H.R. 1185, The Family and Medical Insurance Leave Act, known as the FAMILY Act, would go further, establishing a national family and medical leave insurance program. It would ensure that every American worker can take up to 12 weeks of paid leave for a pregnancy or the birth or adoption of a child, to recover from a serious illness, or to care for a seriously ill family member.
The FAMILY Act, would provide eligible employees up to 12 weeks of partial income to address:
  • A serious personal health condition, including pregnancy or childbirth,
  • A family member with a serious health condition,
  • A newborn, newly-adopted child, or a newly-placed foster child, or
  • A service member injured due to deployment.
The FAMILY Act would be paid for by an increase by a 0.2% increase in payroll taxes for both employers and employees.

Angie Craig co-sponsored H.R. 1185, one of 198 Democrats and one Republican.

“Republican plans, and one bipartisan idea, focus more narrowly on new parents, with a different way to pay for it: People could dip into their own future federal benefits, and receive smaller benefits later.
Several Republican proposals would allow new parents to collect Social Security early and receive less when they retire — treating it more like an individual account than a social insurance fund.
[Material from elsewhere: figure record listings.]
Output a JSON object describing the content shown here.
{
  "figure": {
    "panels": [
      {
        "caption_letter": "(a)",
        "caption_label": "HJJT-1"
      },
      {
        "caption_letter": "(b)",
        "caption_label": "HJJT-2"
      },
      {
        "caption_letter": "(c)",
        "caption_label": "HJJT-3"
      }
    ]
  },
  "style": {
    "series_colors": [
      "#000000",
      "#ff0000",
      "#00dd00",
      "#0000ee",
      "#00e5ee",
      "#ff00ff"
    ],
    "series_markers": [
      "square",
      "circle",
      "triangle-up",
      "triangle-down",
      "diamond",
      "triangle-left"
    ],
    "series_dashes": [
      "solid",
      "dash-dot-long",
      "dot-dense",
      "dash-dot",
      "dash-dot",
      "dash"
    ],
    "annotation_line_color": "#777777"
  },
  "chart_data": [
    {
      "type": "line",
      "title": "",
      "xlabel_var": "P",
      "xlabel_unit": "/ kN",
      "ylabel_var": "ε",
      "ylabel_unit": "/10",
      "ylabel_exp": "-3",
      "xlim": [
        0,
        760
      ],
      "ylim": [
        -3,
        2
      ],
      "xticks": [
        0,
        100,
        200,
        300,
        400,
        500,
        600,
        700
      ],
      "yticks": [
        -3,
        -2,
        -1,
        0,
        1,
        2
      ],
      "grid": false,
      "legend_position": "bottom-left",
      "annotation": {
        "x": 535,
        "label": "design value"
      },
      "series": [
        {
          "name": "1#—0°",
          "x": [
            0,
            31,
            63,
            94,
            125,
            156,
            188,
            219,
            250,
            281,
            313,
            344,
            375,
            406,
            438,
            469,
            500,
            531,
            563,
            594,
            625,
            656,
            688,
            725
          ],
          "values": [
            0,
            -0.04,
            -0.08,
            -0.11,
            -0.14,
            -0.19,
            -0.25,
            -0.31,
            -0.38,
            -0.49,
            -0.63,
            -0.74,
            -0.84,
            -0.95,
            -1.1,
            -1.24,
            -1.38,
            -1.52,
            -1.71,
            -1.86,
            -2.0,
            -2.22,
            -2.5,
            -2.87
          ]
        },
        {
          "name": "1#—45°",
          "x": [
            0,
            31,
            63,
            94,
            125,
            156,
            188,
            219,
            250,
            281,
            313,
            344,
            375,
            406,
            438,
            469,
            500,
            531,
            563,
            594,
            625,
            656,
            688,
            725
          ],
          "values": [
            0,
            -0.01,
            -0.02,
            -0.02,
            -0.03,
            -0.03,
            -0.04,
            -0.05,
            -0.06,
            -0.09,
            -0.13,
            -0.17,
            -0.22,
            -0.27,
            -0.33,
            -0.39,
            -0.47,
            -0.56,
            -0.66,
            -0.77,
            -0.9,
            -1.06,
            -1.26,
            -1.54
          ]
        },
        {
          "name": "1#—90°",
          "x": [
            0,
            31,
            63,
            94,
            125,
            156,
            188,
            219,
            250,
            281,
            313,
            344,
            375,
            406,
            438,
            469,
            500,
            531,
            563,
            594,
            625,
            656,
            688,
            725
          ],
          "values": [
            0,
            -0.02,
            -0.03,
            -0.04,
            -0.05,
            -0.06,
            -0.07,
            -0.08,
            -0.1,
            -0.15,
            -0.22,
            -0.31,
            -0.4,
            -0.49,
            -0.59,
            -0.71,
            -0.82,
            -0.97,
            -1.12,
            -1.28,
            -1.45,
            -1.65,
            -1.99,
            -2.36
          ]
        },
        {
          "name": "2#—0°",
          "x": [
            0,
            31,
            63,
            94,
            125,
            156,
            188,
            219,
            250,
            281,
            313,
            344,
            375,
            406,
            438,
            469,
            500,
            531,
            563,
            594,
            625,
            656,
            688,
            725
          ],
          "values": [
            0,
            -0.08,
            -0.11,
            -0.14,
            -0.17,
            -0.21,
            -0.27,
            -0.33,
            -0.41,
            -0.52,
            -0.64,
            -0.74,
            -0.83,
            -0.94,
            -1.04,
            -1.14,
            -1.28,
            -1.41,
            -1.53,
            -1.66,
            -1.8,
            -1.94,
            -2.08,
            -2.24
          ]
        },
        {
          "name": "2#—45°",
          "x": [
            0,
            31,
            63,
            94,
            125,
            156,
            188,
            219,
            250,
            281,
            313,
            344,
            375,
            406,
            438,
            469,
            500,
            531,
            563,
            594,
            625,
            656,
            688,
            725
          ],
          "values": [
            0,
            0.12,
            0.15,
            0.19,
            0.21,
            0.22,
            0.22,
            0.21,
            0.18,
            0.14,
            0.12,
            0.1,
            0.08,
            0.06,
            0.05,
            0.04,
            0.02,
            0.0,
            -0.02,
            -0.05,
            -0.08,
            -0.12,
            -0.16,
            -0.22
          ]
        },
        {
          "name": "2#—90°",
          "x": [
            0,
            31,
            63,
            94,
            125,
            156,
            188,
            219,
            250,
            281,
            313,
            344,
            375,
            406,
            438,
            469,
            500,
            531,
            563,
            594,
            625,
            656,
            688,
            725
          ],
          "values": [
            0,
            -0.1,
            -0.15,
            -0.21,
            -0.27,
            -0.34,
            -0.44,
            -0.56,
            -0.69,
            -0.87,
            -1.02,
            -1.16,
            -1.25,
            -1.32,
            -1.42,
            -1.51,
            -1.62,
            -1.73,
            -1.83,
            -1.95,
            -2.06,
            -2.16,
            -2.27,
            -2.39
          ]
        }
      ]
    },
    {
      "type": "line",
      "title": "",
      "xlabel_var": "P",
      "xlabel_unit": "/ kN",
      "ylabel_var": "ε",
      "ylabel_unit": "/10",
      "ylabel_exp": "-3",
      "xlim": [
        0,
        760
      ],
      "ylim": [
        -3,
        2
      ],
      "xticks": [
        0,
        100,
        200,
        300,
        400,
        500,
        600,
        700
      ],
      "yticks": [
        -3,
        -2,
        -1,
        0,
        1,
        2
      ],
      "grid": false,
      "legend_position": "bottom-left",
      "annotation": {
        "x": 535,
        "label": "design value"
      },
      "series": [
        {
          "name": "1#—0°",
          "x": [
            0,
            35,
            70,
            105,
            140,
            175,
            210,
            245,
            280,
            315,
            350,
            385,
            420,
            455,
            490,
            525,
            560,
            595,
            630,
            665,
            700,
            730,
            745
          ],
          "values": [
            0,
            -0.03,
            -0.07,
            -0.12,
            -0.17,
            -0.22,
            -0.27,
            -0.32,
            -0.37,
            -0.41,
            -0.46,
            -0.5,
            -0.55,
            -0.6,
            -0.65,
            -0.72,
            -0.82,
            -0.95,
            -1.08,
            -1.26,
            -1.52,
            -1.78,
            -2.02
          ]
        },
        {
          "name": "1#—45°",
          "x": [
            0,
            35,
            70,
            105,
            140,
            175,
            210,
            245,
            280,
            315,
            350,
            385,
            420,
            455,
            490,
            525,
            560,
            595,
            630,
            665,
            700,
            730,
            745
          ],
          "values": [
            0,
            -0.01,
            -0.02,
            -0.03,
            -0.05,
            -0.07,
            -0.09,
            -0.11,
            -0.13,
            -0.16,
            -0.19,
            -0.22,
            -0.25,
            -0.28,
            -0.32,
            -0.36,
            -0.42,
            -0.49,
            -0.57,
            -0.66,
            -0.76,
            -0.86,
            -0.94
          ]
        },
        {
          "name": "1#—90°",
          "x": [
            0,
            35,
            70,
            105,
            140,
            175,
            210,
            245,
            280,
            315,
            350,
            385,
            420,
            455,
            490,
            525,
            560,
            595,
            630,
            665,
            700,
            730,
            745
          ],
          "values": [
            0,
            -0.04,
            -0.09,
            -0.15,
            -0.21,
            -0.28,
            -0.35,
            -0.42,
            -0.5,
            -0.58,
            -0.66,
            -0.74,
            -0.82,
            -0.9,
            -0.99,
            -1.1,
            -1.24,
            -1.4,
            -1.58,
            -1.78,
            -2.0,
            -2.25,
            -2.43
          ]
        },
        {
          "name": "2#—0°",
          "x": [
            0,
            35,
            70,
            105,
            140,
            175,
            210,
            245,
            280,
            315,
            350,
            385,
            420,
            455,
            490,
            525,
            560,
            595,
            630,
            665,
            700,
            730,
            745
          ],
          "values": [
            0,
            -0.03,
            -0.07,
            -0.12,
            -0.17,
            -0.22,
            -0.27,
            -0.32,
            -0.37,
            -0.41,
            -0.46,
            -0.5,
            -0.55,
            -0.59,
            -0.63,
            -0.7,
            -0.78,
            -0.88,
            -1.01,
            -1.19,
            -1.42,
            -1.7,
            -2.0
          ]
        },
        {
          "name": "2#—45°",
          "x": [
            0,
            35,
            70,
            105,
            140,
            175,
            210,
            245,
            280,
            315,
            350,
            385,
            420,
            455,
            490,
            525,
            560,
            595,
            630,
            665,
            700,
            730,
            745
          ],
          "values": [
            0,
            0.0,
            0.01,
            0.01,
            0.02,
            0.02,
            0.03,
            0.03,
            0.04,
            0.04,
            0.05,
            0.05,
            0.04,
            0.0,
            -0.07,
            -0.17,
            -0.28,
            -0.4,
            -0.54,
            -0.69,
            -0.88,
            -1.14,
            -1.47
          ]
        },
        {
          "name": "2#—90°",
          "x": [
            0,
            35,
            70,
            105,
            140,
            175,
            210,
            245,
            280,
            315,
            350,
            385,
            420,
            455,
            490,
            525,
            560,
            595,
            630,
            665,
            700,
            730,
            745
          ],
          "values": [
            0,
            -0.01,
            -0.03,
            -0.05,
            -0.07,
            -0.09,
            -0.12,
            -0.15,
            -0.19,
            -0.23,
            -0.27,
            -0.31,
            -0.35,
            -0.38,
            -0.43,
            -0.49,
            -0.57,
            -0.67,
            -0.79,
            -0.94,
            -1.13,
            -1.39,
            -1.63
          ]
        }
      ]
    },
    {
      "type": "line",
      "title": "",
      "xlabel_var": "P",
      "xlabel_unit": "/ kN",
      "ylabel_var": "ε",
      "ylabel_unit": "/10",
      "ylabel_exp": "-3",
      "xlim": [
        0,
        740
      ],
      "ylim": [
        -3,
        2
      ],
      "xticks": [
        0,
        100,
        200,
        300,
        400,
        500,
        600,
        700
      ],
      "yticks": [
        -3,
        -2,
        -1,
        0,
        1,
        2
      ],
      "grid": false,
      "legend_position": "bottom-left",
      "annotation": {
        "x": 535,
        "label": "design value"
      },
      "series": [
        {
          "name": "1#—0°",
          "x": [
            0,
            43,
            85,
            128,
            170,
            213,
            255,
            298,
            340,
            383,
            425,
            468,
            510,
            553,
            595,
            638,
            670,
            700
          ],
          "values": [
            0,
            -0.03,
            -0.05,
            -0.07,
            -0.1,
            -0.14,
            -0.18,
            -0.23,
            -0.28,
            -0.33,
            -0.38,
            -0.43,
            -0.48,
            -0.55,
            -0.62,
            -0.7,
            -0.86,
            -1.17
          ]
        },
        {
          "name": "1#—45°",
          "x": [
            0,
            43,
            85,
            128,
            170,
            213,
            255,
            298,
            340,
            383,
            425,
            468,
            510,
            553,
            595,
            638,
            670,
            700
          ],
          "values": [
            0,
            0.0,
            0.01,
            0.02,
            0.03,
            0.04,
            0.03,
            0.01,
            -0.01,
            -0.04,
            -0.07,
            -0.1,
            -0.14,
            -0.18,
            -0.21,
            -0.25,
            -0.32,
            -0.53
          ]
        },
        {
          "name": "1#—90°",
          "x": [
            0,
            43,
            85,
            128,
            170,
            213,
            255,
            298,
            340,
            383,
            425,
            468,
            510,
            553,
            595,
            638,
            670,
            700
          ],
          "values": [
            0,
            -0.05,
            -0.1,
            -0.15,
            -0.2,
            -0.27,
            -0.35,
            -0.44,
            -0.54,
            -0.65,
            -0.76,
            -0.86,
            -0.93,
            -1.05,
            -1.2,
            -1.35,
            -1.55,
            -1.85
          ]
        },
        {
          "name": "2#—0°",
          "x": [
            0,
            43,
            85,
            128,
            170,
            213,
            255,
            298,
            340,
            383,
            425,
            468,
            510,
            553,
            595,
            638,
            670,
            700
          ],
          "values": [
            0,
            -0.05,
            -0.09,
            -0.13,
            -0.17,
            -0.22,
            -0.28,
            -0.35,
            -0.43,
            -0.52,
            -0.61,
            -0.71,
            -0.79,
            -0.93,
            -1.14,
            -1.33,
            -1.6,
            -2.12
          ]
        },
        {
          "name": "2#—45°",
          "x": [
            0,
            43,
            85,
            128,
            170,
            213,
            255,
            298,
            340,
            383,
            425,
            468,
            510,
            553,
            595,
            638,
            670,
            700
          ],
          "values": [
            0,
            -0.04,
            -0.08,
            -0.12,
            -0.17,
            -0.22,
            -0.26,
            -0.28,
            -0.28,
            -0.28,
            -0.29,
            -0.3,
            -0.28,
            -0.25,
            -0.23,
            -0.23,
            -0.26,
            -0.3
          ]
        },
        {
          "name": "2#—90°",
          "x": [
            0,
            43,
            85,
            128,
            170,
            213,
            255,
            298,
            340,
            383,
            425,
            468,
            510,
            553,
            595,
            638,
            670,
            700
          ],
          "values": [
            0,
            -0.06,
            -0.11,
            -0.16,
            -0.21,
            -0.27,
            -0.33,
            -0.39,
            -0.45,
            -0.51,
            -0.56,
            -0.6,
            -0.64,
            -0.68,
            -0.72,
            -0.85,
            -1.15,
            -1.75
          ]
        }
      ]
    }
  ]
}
Some Republicans have also proposed letting people use pretax savings accounts to save for leave, and the 2017 tax overhaul included a credit for companies that voluntarily provide it.” Both parties support paid leave. So what's the holdup?
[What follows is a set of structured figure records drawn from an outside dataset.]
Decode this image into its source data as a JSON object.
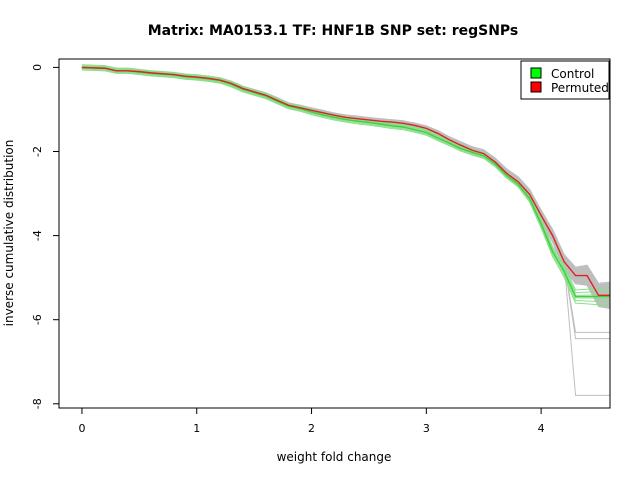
{
  "chart_data": {
    "type": "line",
    "title": "Matrix: MA0153.1 TF: HNF1B SNP set: regSNPs",
    "xlabel": "weight fold change",
    "ylabel": "inverse cumulative distribution",
    "xlim": [
      -0.2,
      4.6
    ],
    "ylim": [
      -8.1,
      0.2
    ],
    "x_ticks": [
      0,
      1,
      2,
      3,
      4
    ],
    "y_ticks": [
      0,
      -2,
      -4,
      -6,
      -8
    ],
    "x_tick_labels": [
      "0",
      "1",
      "2",
      "3",
      "4"
    ],
    "y_tick_labels": [
      "0",
      "-2",
      "-4",
      "-6",
      "-8"
    ],
    "grid": false,
    "legend_position": "top-right",
    "colors": {
      "control": "#00ff00",
      "permuted": "#ff0000",
      "permuted_line": "#dd2222",
      "permutation_lines": "#bebebe",
      "control_band": "#88e088"
    },
    "legend": [
      {
        "label": "Control",
        "color": "#00ff00"
      },
      {
        "label": "Permuted",
        "color": "#ff0000"
      }
    ],
    "series": [
      {
        "name": "Control",
        "color": "#44cc44",
        "x": [
          0,
          0.2,
          0.3,
          0.4,
          0.5,
          0.6,
          0.7,
          0.8,
          0.9,
          1.0,
          1.1,
          1.2,
          1.3,
          1.4,
          1.5,
          1.6,
          1.7,
          1.8,
          1.9,
          2.0,
          2.1,
          2.2,
          2.3,
          2.4,
          2.5,
          2.6,
          2.7,
          2.8,
          2.9,
          3.0,
          3.1,
          3.2,
          3.3,
          3.4,
          3.5,
          3.6,
          3.7,
          3.8,
          3.9,
          4.0,
          4.1,
          4.2,
          4.3,
          4.4,
          4.5,
          4.6
        ],
        "values": [
          0,
          -0.02,
          -0.08,
          -0.08,
          -0.11,
          -0.14,
          -0.16,
          -0.18,
          -0.22,
          -0.24,
          -0.27,
          -0.31,
          -0.4,
          -0.52,
          -0.6,
          -0.68,
          -0.8,
          -0.92,
          -0.98,
          -1.06,
          -1.13,
          -1.19,
          -1.24,
          -1.28,
          -1.31,
          -1.35,
          -1.39,
          -1.42,
          -1.48,
          -1.55,
          -1.68,
          -1.8,
          -1.93,
          -2.02,
          -2.1,
          -2.3,
          -2.57,
          -2.78,
          -3.12,
          -3.72,
          -4.38,
          -4.85,
          -5.45,
          -5.45,
          -5.45,
          -5.45
        ]
      },
      {
        "name": "Permuted",
        "color": "#dd2222",
        "x": [
          0,
          0.2,
          0.3,
          0.4,
          0.5,
          0.6,
          0.7,
          0.8,
          0.9,
          1.0,
          1.1,
          1.2,
          1.3,
          1.4,
          1.5,
          1.6,
          1.7,
          1.8,
          1.9,
          2.0,
          2.1,
          2.2,
          2.3,
          2.4,
          2.5,
          2.6,
          2.7,
          2.8,
          2.9,
          3.0,
          3.1,
          3.2,
          3.3,
          3.4,
          3.5,
          3.6,
          3.7,
          3.8,
          3.9,
          4.0,
          4.1,
          4.2,
          4.3,
          4.4,
          4.5,
          4.6
        ],
        "values": [
          0,
          -0.02,
          -0.08,
          -0.08,
          -0.1,
          -0.13,
          -0.15,
          -0.17,
          -0.21,
          -0.23,
          -0.26,
          -0.3,
          -0.38,
          -0.5,
          -0.58,
          -0.66,
          -0.78,
          -0.9,
          -0.96,
          -1.02,
          -1.08,
          -1.14,
          -1.19,
          -1.22,
          -1.25,
          -1.28,
          -1.3,
          -1.33,
          -1.38,
          -1.45,
          -1.57,
          -1.72,
          -1.85,
          -1.97,
          -2.05,
          -2.25,
          -2.52,
          -2.72,
          -3.02,
          -3.52,
          -4.0,
          -4.62,
          -4.95,
          -4.95,
          -5.42,
          -5.42
        ]
      }
    ]
  }
}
Differences between approaches:

The differences between the bills then are who are covered (only federal employees, all workers, or just new parents), what is covered (all medical leaves or simply new children born), and how paid (federal budget, increased payroll taxes or advances on future federal benefits).

Bottom line: Angie Craig supports both adding to federal spending with the Federal Employee Paid Leave Act and increased federal taxes and spending under the FAMILY Act.

Despite her posturing as a moderate, yet again she joins her left-wing Democrat colleagues.

Paid for by (even if free) Rick Olson for Congress Committee, P.O. Box 1079, Prior Lake, MN 55372


Comments

  1. Hi Rick,

    I don't see why folks feel "entitled" to paid leave of absences. There is a real cost to taking pay without providing some good or service in return. And rest assured someone is paying for it. When you think about it, a paid LOA is really a fringe benefit, afforded you by your employer. No different than your medical coverage or retirement contributions. I believe employers should be allowed to view this topic as a way to make their compensation packages more competitive at their own cost. The federal government should not mandate paid leave of absences on employers. What do you think?